И все же есть у «скромного героизма» в «Чуме» своя уязвимая хрупкость, проистекающая из его философской подкладки. В самом деле, если принято за исходную очевидность, что вокруг царит и всегда будет царить таинственный произвол судьбы-чумы, то ведь предотвратить стихийный взрыв этого зла, а тем более справиться с ним никому не под силу. В «Чуме» ни врачи, ни городская администрация не могут, как ни бьются, совладать с заразой – ее истоки, самый механизм протекания болезни остаются неведомы. Бациллы чумы исследуют в лаборатории, на основе полученных данных изготовляется сыворотка, но никто не знает, удалось ли верно установить природу микроба, действенно ли лекарство. Чуму так и не сломили, похоже, что она просто-напросто истощила запас своей злобы и уползла обратно в свое логово, дав жертвам передышку до следующего раза. Все труды доктора Риё и его друзей обречены на то, чтобы завершиться скорее поражением, чем сколько-нибудь убедительной победой. Остается полагаться на прихоть чумы.
«Нельзя знать и лечить одновременно», – заявляет Риё. Справедливый афоризм, если «знать» – это иметь наготове отмычку, вроде промысла Всевышнего, с помощью которого очень просто столь же стройно, сколь и произвольно истолковать происходящее и получить божественное освящение своим поступкам. Подобное «знание» (но что тогда заблуждение?) и впрямь одна помеха, а не подспорье. Но если называть вещи своими именами, то не оказывает ли «скромность» в таком ее понимании дурную услугу «ясности», обрекая ее на незнание, больше того – на подозрительность ко всяким попыткам знать? Можно ли, однако, всерьез лечить, не зная? Не смахивает ли это на знахарство? Последнее иной раз облегчает муки больных, но обречено остаться не слишком надежным врачеванием наугад. «Скромной» ясности без знания – ясности, которой заведомо ясно, что она погружена во тьму кромешную и о свете помышлять не приходится, да и вредно, пожалуй, – на каждом шагу грозит опасность обернуться смирением перед своей немощью, невысказанной покорностью.
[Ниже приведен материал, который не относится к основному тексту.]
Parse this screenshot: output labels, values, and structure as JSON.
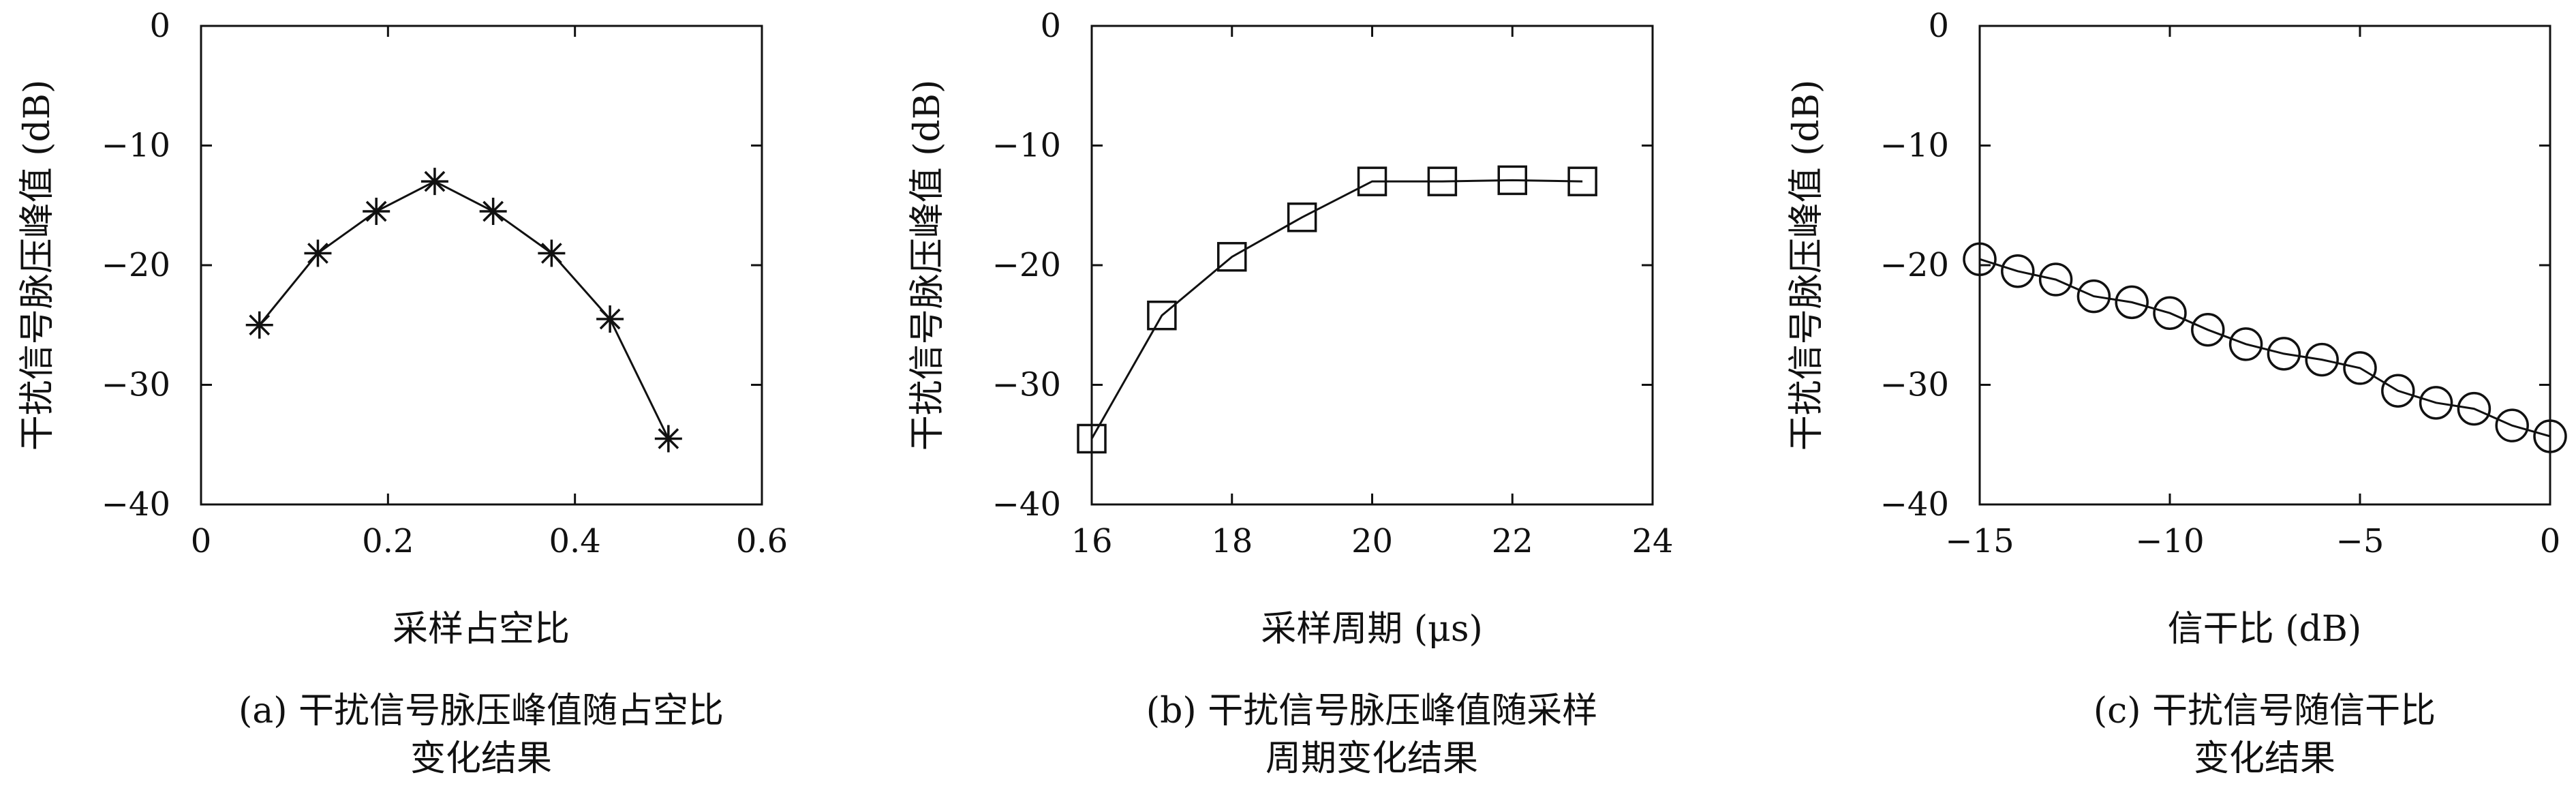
{
  "figure": {
    "colors": {
      "ink": "#111111",
      "background": "#ffffff"
    }
  },
  "chart_data": [
    {
      "id": "a",
      "type": "line",
      "marker": "asterisk",
      "x": [
        0.0625,
        0.125,
        0.1875,
        0.25,
        0.3125,
        0.375,
        0.4375,
        0.5
      ],
      "series": [
        {
          "values": [
            -25.0,
            -19.0,
            -15.5,
            -13.0,
            -15.5,
            -19.0,
            -24.5,
            -34.5
          ]
        }
      ],
      "xlabel": "采样占空比",
      "ylabel": "干扰信号脉压峰值 (dB)",
      "xlim": [
        0,
        0.6
      ],
      "ylim": [
        -40,
        0
      ],
      "xticks": [
        0,
        0.2,
        0.4,
        0.6
      ],
      "xtick_labels": [
        "0",
        "0.2",
        "0.4",
        "0.6"
      ],
      "yticks": [
        0,
        -10,
        -20,
        -30,
        -40
      ],
      "ytick_labels": [
        "0",
        "−10",
        "−20",
        "−30",
        "−40"
      ],
      "grid": false,
      "caption_lines": [
        "(a) 干扰信号脉压峰值随占空比",
        "变化结果"
      ]
    },
    {
      "id": "b",
      "type": "line",
      "marker": "square",
      "x": [
        16,
        17,
        18,
        19,
        20,
        21,
        22,
        23
      ],
      "series": [
        {
          "values": [
            -34.5,
            -24.2,
            -19.3,
            -16.0,
            -13.0,
            -13.0,
            -12.9,
            -13.0
          ]
        }
      ],
      "xlabel": "采样周期 (μs)",
      "ylabel": "干扰信号脉压峰值 (dB)",
      "xlim": [
        16,
        24
      ],
      "ylim": [
        -40,
        0
      ],
      "xticks": [
        16,
        18,
        20,
        22,
        24
      ],
      "xtick_labels": [
        "16",
        "18",
        "20",
        "22",
        "24"
      ],
      "yticks": [
        0,
        -10,
        -20,
        -30,
        -40
      ],
      "ytick_labels": [
        "0",
        "−10",
        "−20",
        "−30",
        "−40"
      ],
      "grid": false,
      "caption_lines": [
        "(b) 干扰信号脉压峰值随采样",
        "周期变化结果"
      ]
    },
    {
      "id": "c",
      "type": "line",
      "marker": "circle",
      "x": [
        -15,
        -14,
        -13,
        -12,
        -11,
        -10,
        -9,
        -8,
        -7,
        -6,
        -5,
        -4,
        -3,
        -2,
        -1,
        0
      ],
      "series": [
        {
          "values": [
            -19.5,
            -20.5,
            -21.2,
            -22.6,
            -23.1,
            -24.0,
            -25.4,
            -26.6,
            -27.4,
            -27.9,
            -28.6,
            -30.5,
            -31.5,
            -32.0,
            -33.4,
            -34.3
          ]
        }
      ],
      "xlabel": "信干比 (dB)",
      "ylabel": "干扰信号脉压峰值 (dB)",
      "xlim": [
        -15,
        0
      ],
      "ylim": [
        -40,
        0
      ],
      "xticks": [
        -15,
        -10,
        -5,
        0
      ],
      "xtick_labels": [
        "−15",
        "−10",
        "−5",
        "0"
      ],
      "yticks": [
        0,
        -10,
        -20,
        -30,
        -40
      ],
      "ytick_labels": [
        "0",
        "−10",
        "−20",
        "−30",
        "−40"
      ],
      "grid": false,
      "caption_lines": [
        "(c) 干扰信号随信干比",
        "变化结果"
      ]
    }
  ]
}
И сопровождаться благородными, бесспорно приносящими сознание выполненного долга, но во многом трагически бесполезными действиями. Мораль Камю по-прежнему ищет свое единственное назначение и оправдание все в том же стоическом вызове Сизифа богам, Судьбе, неизбывному хаосу. Сменив взгляд на обязанности и призвание личности, ее долг перед совестью и другими, Камю почти не меняет скептической оценки ее возможностей: граница между врачеванием и долготерпением выглядит в «Чуме» подчас слишком расплывчатой и зыбкой. Отчетливая на словах, она гораздо труднее различима на деле. Подобно тому как лжезнание богослова и незнание врачевателей не очень-то далеко разошлись друг с другом, так и нравственность «беспредпосылочная», чурающаяся знания, сохраняет в «Чуме» подчиненность тому самому ходу дел, в котором усматривает божественную разумность своих прямых предпосылок нравственность самоотречения.